Truth is I've been feeling terrible today, which is weird. I had dinner plans that I was really looking forward to, and I had a really cozy movie night at home with Matilda yesterday. I fell asleep soon after she left and woke up 12 hours later feeling completely drained. It's like I hit a wall overnight. The thought of going outside stressed me out - even though I knew I was going to have a good time with people I like. There was a physical pressure over my chest, making it hard to breathe, and I felt like something could set me off and make me cry any second. My body was tired while my mind was running a mile a minute. All I could focus on was not falling apart. I don't know if that's anxiety, but I experienced a deep discomfort.
 
I have felt like that many times before, so I knew it was temporary. I was planning to force myself to go out, put on a brave face and just not feel whatever was tugging away at my inner peace. I'm pretty good at that. Just going for it and ignoring my down days. I don't often take time to feel low, and I don't often confess when I'm not well. Unless I have some very specific reason like a deadline, a fight or a broken heart. On days like today, when it's abstract and comes over me seemingly out of nowhere, it's really hard to talk about.
 
But I did. I called my friend and said I had to cancel. 

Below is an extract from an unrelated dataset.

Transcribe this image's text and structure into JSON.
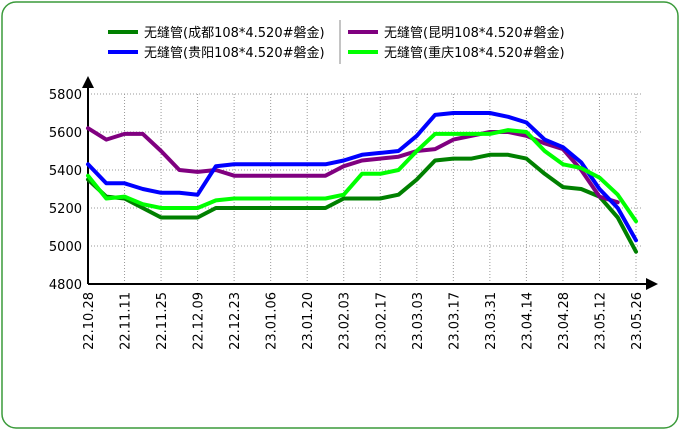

"My head, it is... I am, I mean I'm not feeling well at all."
"OK. Is it a headache? Are you feverish?"
"No. No, it's not physical. It's, ehm, it's my mind, I don't know. I just can't go out tonight."
"Okay. What can I do for you?"
"I don't know. Nothing really, it will pass. But thank you"

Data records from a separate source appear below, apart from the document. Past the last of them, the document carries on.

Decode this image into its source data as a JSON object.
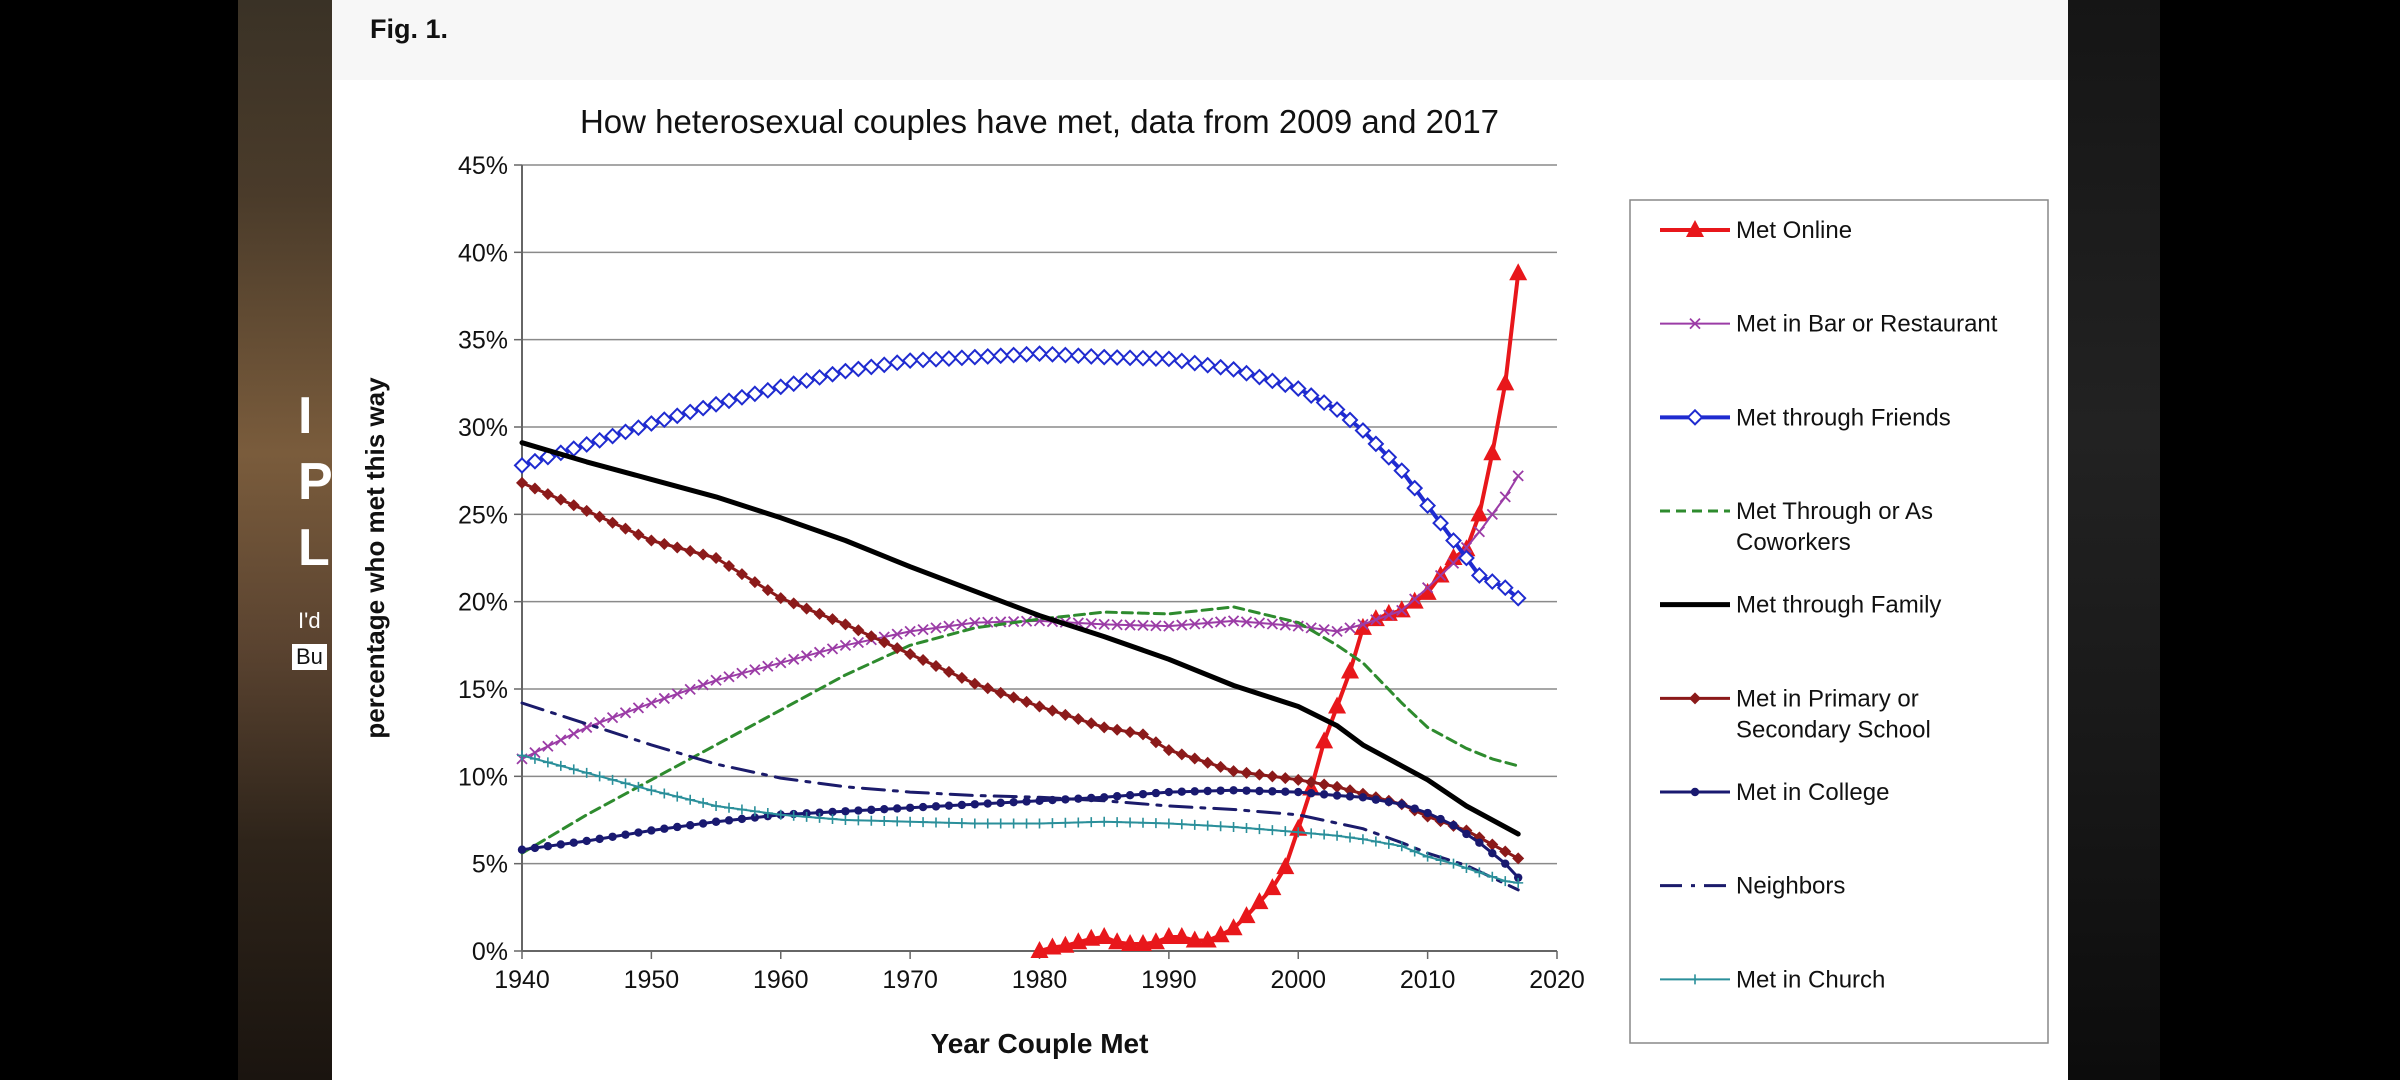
{
  "figure_label": "Fig. 1.",
  "background_fragments": {
    "line1": "I",
    "line2": "P",
    "line3": "L",
    "small1": "I'd",
    "small2": "Bu"
  },
  "chart_data": {
    "type": "line",
    "title": "How heterosexual couples have met, data from 2009 and 2017",
    "xlabel": "Year Couple Met",
    "ylabel": "percentage who met this way",
    "xlim": [
      1940,
      2020
    ],
    "ylim": [
      0,
      45
    ],
    "x_ticks": [
      "1940",
      "1950",
      "1960",
      "1970",
      "1980",
      "1990",
      "2000",
      "2010",
      "2020"
    ],
    "y_ticks": [
      "0%",
      "5%",
      "10%",
      "15%",
      "20%",
      "25%",
      "30%",
      "35%",
      "40%",
      "45%"
    ],
    "grid": "horizontal",
    "legend_position": "right",
    "series": [
      {
        "name": "Met Online",
        "legend": [
          "Met Online"
        ],
        "color": "#e8171b",
        "width": 4,
        "marker": "triangle",
        "marker_step": 1,
        "points": [
          [
            1980,
            0
          ],
          [
            1981,
            0.2
          ],
          [
            1982,
            0.3
          ],
          [
            1983,
            0.5
          ],
          [
            1984,
            0.7
          ],
          [
            1985,
            0.8
          ],
          [
            1986,
            0.5
          ],
          [
            1987,
            0.4
          ],
          [
            1988,
            0.4
          ],
          [
            1989,
            0.5
          ],
          [
            1990,
            0.8
          ],
          [
            1991,
            0.8
          ],
          [
            1992,
            0.6
          ],
          [
            1993,
            0.6
          ],
          [
            1994,
            0.9
          ],
          [
            1995,
            1.3
          ],
          [
            1996,
            2
          ],
          [
            1997,
            2.8
          ],
          [
            1998,
            3.6
          ],
          [
            1999,
            4.8
          ],
          [
            2000,
            7
          ],
          [
            2001,
            9.3
          ],
          [
            2002,
            12
          ],
          [
            2003,
            14
          ],
          [
            2004,
            16
          ],
          [
            2005,
            18.5
          ],
          [
            2006,
            19
          ],
          [
            2007,
            19.3
          ],
          [
            2008,
            19.5
          ],
          [
            2009,
            20
          ],
          [
            2010,
            20.5
          ],
          [
            2011,
            21.5
          ],
          [
            2012,
            22.5
          ],
          [
            2013,
            23
          ],
          [
            2014,
            25
          ],
          [
            2015,
            28.5
          ],
          [
            2016,
            32.5
          ],
          [
            2017,
            38.8
          ]
        ]
      },
      {
        "name": "Met in Bar or Restaurant",
        "legend": [
          "Met in Bar or Restaurant"
        ],
        "color": "#9b3ca6",
        "width": 2,
        "marker": "x",
        "marker_step": 1,
        "points": [
          [
            1940,
            11
          ],
          [
            1945,
            12.8
          ],
          [
            1950,
            14.2
          ],
          [
            1955,
            15.5
          ],
          [
            1960,
            16.5
          ],
          [
            1965,
            17.5
          ],
          [
            1970,
            18.3
          ],
          [
            1975,
            18.8
          ],
          [
            1980,
            18.9
          ],
          [
            1985,
            18.7
          ],
          [
            1990,
            18.6
          ],
          [
            1995,
            18.9
          ],
          [
            2000,
            18.6
          ],
          [
            2003,
            18.3
          ],
          [
            2005,
            18.7
          ],
          [
            2008,
            19.5
          ],
          [
            2010,
            20.8
          ],
          [
            2012,
            22.2
          ],
          [
            2014,
            24
          ],
          [
            2015,
            25
          ],
          [
            2016,
            26
          ],
          [
            2017,
            27.2
          ]
        ]
      },
      {
        "name": "Met through Friends",
        "legend": [
          "Met through Friends"
        ],
        "color": "#1f2bd0",
        "width": 4,
        "marker": "diamond-open",
        "marker_step": 1,
        "points": [
          [
            1940,
            27.8
          ],
          [
            1945,
            29
          ],
          [
            1950,
            30.2
          ],
          [
            1955,
            31.3
          ],
          [
            1960,
            32.3
          ],
          [
            1965,
            33.2
          ],
          [
            1970,
            33.8
          ],
          [
            1975,
            34
          ],
          [
            1980,
            34.2
          ],
          [
            1985,
            34
          ],
          [
            1990,
            33.9
          ],
          [
            1995,
            33.3
          ],
          [
            2000,
            32.2
          ],
          [
            2003,
            31
          ],
          [
            2005,
            29.8
          ],
          [
            2008,
            27.5
          ],
          [
            2010,
            25.5
          ],
          [
            2012,
            23.5
          ],
          [
            2014,
            21.5
          ],
          [
            2016,
            20.8
          ],
          [
            2017,
            20.2
          ]
        ]
      },
      {
        "name": "Met Through or As Coworkers",
        "legend": [
          "Met Through or As",
          "Coworkers"
        ],
        "color": "#2e8b2e",
        "width": 3,
        "dash": "10,6",
        "points": [
          [
            1940,
            5.6
          ],
          [
            1945,
            7.8
          ],
          [
            1950,
            9.8
          ],
          [
            1955,
            11.8
          ],
          [
            1960,
            13.8
          ],
          [
            1965,
            15.8
          ],
          [
            1970,
            17.5
          ],
          [
            1975,
            18.5
          ],
          [
            1980,
            19
          ],
          [
            1985,
            19.4
          ],
          [
            1990,
            19.3
          ],
          [
            1995,
            19.7
          ],
          [
            2000,
            18.8
          ],
          [
            2003,
            17.5
          ],
          [
            2005,
            16.5
          ],
          [
            2008,
            14.2
          ],
          [
            2010,
            12.8
          ],
          [
            2013,
            11.6
          ],
          [
            2015,
            11
          ],
          [
            2017,
            10.6
          ]
        ]
      },
      {
        "name": "Met through Family",
        "legend": [
          "Met through Family"
        ],
        "color": "#000000",
        "width": 5,
        "points": [
          [
            1940,
            29.1
          ],
          [
            1945,
            28
          ],
          [
            1950,
            27
          ],
          [
            1955,
            26
          ],
          [
            1960,
            24.8
          ],
          [
            1965,
            23.5
          ],
          [
            1970,
            22
          ],
          [
            1975,
            20.6
          ],
          [
            1980,
            19.2
          ],
          [
            1985,
            18
          ],
          [
            1990,
            16.7
          ],
          [
            1995,
            15.2
          ],
          [
            2000,
            14
          ],
          [
            2003,
            12.9
          ],
          [
            2005,
            11.8
          ],
          [
            2008,
            10.6
          ],
          [
            2010,
            9.8
          ],
          [
            2013,
            8.3
          ],
          [
            2015,
            7.5
          ],
          [
            2017,
            6.7
          ]
        ]
      },
      {
        "name": "Met in Primary or Secondary School",
        "legend": [
          "Met in Primary or",
          "Secondary School"
        ],
        "color": "#8b1a1a",
        "width": 3,
        "marker": "diamond",
        "marker_step": 1,
        "points": [
          [
            1940,
            26.8
          ],
          [
            1945,
            25.2
          ],
          [
            1950,
            23.5
          ],
          [
            1955,
            22.5
          ],
          [
            1960,
            20.2
          ],
          [
            1965,
            18.7
          ],
          [
            1970,
            17
          ],
          [
            1975,
            15.3
          ],
          [
            1980,
            14
          ],
          [
            1985,
            12.8
          ],
          [
            1988,
            12.4
          ],
          [
            1990,
            11.5
          ],
          [
            1995,
            10.3
          ],
          [
            2000,
            9.8
          ],
          [
            2003,
            9.4
          ],
          [
            2005,
            9
          ],
          [
            2008,
            8.4
          ],
          [
            2010,
            7.7
          ],
          [
            2013,
            6.9
          ],
          [
            2015,
            6.1
          ],
          [
            2017,
            5.3
          ]
        ]
      },
      {
        "name": "Met in College",
        "legend": [
          "Met in College"
        ],
        "color": "#191970",
        "width": 3,
        "marker": "dot",
        "marker_step": 1,
        "points": [
          [
            1940,
            5.8
          ],
          [
            1945,
            6.3
          ],
          [
            1950,
            6.9
          ],
          [
            1955,
            7.4
          ],
          [
            1960,
            7.8
          ],
          [
            1965,
            8
          ],
          [
            1970,
            8.2
          ],
          [
            1975,
            8.4
          ],
          [
            1980,
            8.6
          ],
          [
            1985,
            8.8
          ],
          [
            1990,
            9.1
          ],
          [
            1995,
            9.2
          ],
          [
            2000,
            9.1
          ],
          [
            2003,
            8.9
          ],
          [
            2005,
            8.8
          ],
          [
            2008,
            8.4
          ],
          [
            2010,
            7.9
          ],
          [
            2012,
            7.2
          ],
          [
            2014,
            6.2
          ],
          [
            2016,
            5
          ],
          [
            2017,
            4.2
          ]
        ]
      },
      {
        "name": "Neighbors",
        "legend": [
          "Neighbors"
        ],
        "color": "#1b1b6b",
        "width": 3,
        "dash": "22,9,4,9",
        "points": [
          [
            1940,
            14.2
          ],
          [
            1945,
            13
          ],
          [
            1950,
            11.8
          ],
          [
            1955,
            10.7
          ],
          [
            1960,
            9.9
          ],
          [
            1965,
            9.4
          ],
          [
            1970,
            9.1
          ],
          [
            1975,
            8.9
          ],
          [
            1980,
            8.8
          ],
          [
            1985,
            8.6
          ],
          [
            1990,
            8.3
          ],
          [
            1995,
            8.1
          ],
          [
            2000,
            7.8
          ],
          [
            2005,
            7
          ],
          [
            2008,
            6.2
          ],
          [
            2010,
            5.6
          ],
          [
            2013,
            4.9
          ],
          [
            2015,
            4.2
          ],
          [
            2017,
            3.5
          ]
        ]
      },
      {
        "name": "Met in Church",
        "legend": [
          "Met in Church"
        ],
        "color": "#2a8f9a",
        "width": 2,
        "marker": "plus",
        "marker_step": 1,
        "points": [
          [
            1940,
            11.2
          ],
          [
            1945,
            10.2
          ],
          [
            1950,
            9.2
          ],
          [
            1955,
            8.3
          ],
          [
            1960,
            7.8
          ],
          [
            1965,
            7.5
          ],
          [
            1970,
            7.4
          ],
          [
            1975,
            7.3
          ],
          [
            1980,
            7.3
          ],
          [
            1985,
            7.4
          ],
          [
            1990,
            7.3
          ],
          [
            1995,
            7.1
          ],
          [
            2000,
            6.8
          ],
          [
            2003,
            6.6
          ],
          [
            2005,
            6.4
          ],
          [
            2008,
            6
          ],
          [
            2010,
            5.4
          ],
          [
            2012,
            5
          ],
          [
            2014,
            4.5
          ],
          [
            2016,
            4
          ],
          [
            2017,
            3.9
          ]
        ]
      }
    ]
  }
}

"That's alright. Take some time to yourself. Call me if you need anything".
 
The same friend texted me a few hours later and asked what I was up to. Checked in on how I was feeling. Without judgement. 
"Don't worry, I'll be fine!" I said, not wanting to ruin their evening.

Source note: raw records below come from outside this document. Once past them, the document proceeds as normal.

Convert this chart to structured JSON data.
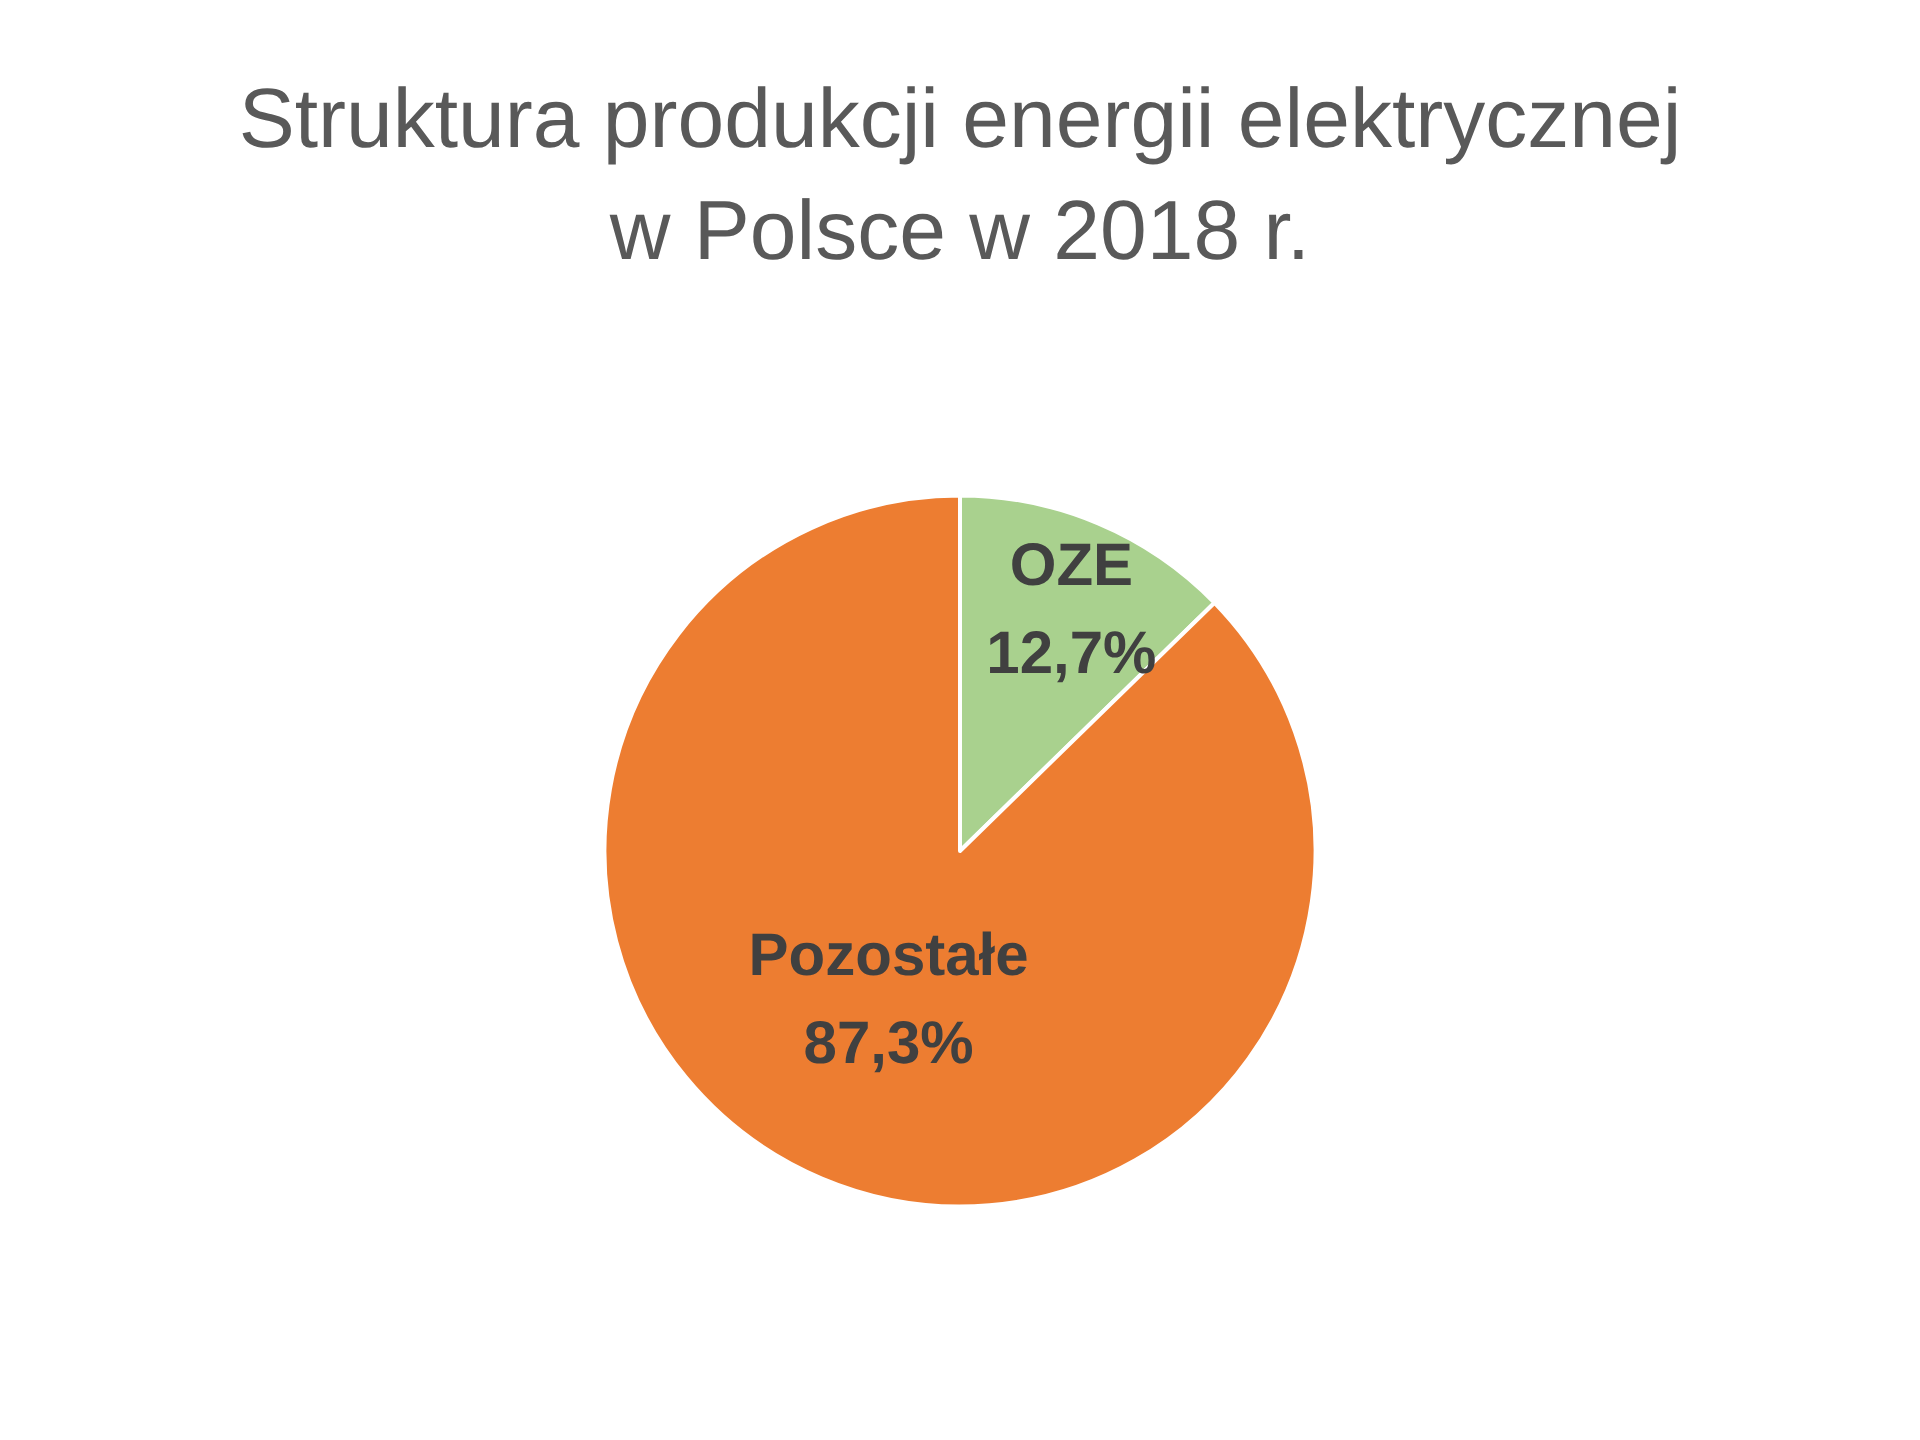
{
  "chart_data": {
    "type": "pie",
    "title": "Struktura produkcji energii elektrycznej\nw Polsce w 2018 r.",
    "categories": [
      "OZE",
      "Pozostałe"
    ],
    "values": [
      12.7,
      87.3
    ],
    "colors": [
      "#a9d18e",
      "#ed7d31"
    ],
    "value_labels": [
      "12,7%",
      "87,3%"
    ],
    "legend": false
  }
}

"I'm never worried about you", my friend replied. "I know you're always slaying the game".
I smiled, and realised something important. It's OK to let people in, to be vulnerable. It doesn't mean that you become a burden to them, or that you are forcing your problems or troubles upon them. It doesn't mean you automatically become That Annoying Friend™. Sharing thoughts and feelings is something else. It's a vital part of being true to yourself and forming authentic relationships.
 
I don't know why it's so hard for me to reach out to my friends when I'm sad. Part of me feels like it's not right. I'm supposed to be the one at the other end, the friend who picks up the phone to support their loved one in distress! I'm not the type of person who reaches out. 
 
But why shouldn't I be...? I've realised that healthy connections need to go both ways. I need to let some of the 
"bad" seep out every once in a while. Just like I want to support them, I need to let my wonderful friends and family support me. I need to give them the opportunity to show how kind, supportive and loving they are. Otherwise I'll probably end up alone, bitter and breaking under the weight of life's burdens. 
 
So, what did I end up doing today then? I called my mother, took a long shower, listened to three podcasts and put on two face-masks (not at the same time). I had ice-cream and Coca-cola zero for dinner and now I'm contemplating going out to buy some popcorn or chocolate. It's not what I had in mind for today, but I think it's what I needed.